Changes in itemized deductions. There’s also good news and bad news with respect to itemized deductions in 2018. The income threshold for deducting medical expenses is reduced, the income limitations on charitable deductions have been eased, and the overall limit on itemized deductions for high income taxpayers is no longer imposed. On the other hand, miscellaneous itemized deductions that had been allowed for deductions that totaled more than 2% of adjusted gross income, including tax-preparation expenses, are no longer permitted. Also, the deduction for personal casualty and theft losses is not allowed, except for casualty losses in a federal disaster area.

Limits on state and local tax deductions. Itemized deductions for state and local property taxes and state and local income taxes or sales taxes are limited to $10,000. This is nothing but bad news for many.

Limits on deductions for interest on mortgages and home equity loans.

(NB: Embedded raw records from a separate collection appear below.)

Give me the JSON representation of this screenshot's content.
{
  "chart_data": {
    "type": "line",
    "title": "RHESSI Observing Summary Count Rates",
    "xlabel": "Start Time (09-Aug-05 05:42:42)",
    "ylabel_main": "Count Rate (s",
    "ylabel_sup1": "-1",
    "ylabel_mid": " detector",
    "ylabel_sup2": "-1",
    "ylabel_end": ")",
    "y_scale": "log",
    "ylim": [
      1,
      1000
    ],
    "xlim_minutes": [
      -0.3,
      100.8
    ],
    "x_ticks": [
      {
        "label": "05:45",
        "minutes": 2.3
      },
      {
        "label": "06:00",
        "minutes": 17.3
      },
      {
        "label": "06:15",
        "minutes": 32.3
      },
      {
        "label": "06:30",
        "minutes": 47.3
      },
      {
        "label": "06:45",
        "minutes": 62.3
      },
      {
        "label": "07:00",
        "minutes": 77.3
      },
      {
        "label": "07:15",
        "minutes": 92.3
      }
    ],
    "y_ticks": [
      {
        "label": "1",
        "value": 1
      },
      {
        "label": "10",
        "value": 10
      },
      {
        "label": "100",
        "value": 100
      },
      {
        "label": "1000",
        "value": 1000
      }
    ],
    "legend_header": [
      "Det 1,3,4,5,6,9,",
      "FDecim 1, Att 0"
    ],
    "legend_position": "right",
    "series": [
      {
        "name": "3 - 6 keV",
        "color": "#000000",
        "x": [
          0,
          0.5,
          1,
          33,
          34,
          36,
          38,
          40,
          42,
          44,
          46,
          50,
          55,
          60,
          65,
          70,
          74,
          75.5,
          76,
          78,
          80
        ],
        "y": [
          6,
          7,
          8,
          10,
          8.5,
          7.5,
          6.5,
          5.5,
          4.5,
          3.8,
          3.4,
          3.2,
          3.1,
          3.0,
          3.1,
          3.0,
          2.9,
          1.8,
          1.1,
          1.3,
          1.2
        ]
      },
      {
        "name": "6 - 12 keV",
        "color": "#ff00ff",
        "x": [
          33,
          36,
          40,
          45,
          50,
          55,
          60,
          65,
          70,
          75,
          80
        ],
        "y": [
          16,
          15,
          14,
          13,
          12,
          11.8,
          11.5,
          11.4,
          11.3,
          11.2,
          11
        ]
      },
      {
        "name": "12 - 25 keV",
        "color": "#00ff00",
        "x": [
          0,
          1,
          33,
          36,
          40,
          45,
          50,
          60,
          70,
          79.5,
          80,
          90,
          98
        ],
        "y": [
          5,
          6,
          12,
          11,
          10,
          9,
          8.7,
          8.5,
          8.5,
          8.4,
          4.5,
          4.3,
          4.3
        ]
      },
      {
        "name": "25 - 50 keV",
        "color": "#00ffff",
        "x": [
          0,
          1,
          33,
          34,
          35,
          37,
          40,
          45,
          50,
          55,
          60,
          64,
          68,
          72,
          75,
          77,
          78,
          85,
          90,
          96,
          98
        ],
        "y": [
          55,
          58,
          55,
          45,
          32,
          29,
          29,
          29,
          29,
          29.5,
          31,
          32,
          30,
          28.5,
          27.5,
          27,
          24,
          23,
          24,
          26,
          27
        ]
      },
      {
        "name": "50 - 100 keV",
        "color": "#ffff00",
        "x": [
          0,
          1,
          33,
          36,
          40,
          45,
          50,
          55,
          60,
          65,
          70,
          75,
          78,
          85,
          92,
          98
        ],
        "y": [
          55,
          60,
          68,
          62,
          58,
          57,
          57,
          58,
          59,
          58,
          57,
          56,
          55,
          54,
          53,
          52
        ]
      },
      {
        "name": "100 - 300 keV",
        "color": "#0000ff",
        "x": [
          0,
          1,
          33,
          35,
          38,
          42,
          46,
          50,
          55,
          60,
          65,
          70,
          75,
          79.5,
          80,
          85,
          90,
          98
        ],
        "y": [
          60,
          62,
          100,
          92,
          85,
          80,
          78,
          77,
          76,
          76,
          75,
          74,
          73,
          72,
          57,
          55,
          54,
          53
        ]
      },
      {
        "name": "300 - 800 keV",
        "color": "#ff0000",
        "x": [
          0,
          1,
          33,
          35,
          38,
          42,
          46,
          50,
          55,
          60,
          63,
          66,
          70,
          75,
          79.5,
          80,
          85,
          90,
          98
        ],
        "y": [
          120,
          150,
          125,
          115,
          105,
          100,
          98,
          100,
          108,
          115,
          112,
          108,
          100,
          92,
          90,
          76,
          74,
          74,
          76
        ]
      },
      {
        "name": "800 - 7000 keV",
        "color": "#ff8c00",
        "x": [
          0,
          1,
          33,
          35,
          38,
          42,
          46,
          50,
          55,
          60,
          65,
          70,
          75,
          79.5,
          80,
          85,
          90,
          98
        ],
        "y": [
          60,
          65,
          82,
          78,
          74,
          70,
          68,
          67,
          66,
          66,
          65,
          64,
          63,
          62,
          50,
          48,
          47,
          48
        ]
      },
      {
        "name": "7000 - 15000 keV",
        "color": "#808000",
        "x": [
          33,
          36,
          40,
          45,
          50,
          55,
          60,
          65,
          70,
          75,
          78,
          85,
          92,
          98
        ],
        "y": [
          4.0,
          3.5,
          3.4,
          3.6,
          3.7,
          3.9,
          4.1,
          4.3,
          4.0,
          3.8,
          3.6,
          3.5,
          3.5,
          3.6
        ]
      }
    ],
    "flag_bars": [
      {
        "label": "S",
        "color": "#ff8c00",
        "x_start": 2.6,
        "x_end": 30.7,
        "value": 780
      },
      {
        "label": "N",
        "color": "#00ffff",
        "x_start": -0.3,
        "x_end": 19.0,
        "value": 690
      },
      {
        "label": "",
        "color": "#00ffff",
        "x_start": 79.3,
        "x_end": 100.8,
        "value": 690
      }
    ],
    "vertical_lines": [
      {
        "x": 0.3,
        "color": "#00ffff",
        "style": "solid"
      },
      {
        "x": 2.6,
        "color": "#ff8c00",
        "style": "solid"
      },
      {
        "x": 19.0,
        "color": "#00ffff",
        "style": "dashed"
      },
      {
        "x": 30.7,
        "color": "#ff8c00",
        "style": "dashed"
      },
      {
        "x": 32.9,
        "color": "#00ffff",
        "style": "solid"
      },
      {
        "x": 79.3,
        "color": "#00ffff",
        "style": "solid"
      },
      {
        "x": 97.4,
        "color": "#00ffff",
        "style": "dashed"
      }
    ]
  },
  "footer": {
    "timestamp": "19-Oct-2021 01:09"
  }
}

Less onerous, but still nasty for some taxpayers, is that interest on mortgages, home equity loans or credit lines taken out after December 2017. If not used to buy, build, or substantially improve a first or second home is not deductible. The maximum amount of loans taken out after December 2017 whose interest qualifies for deduction has been reduced to $750,000 from $1 million.  

Increase in child tax credit. Beginning this year, the child tax credit is doubled to $2,000 per child and the credit will now be available to many who didn’t heretofore qualify based on income.

Alternative minimum tax loosened. The new regulations increase the AMT exemption and phase out amounts. This means that many taxpayers will find that the much hated AMT takes less of an exaction out of their taxes.

 

Smart Money Tips

  • Avoid the rearview mirror when managing your money. Too many people are basing their investment decisions upon what has recently happened in the stock market. By staring in the rearview mirror you’re expecting whatever has happened in the immediate past to continue in the future. But the recent past is a very unreliable indicator of the future. At some point, the near future won’t be a reflection of the past. Those who rely too heavily on the rearview mirror will be disappointed. Consider the road ahead for signs that may help you identify investment opportunities or pitfalls. You won’t be disappointed.
  • Get rich slowly. Getting rich quickly is a one-in-a-million long shot. Judging from the plethora of seminars and infomercials that promise quick riches, a lot of people prefer immediate results which, we all know, are rarely achieved. On the other hand, if you work hard, do what's needed to advance in your career, save regularly, invest those savings wisely, and periodically address other important personal financial matters, getting rich slowly is a sure bet. If you can be happy with what you’ve got now, you’ll enjoy more abundance later in life.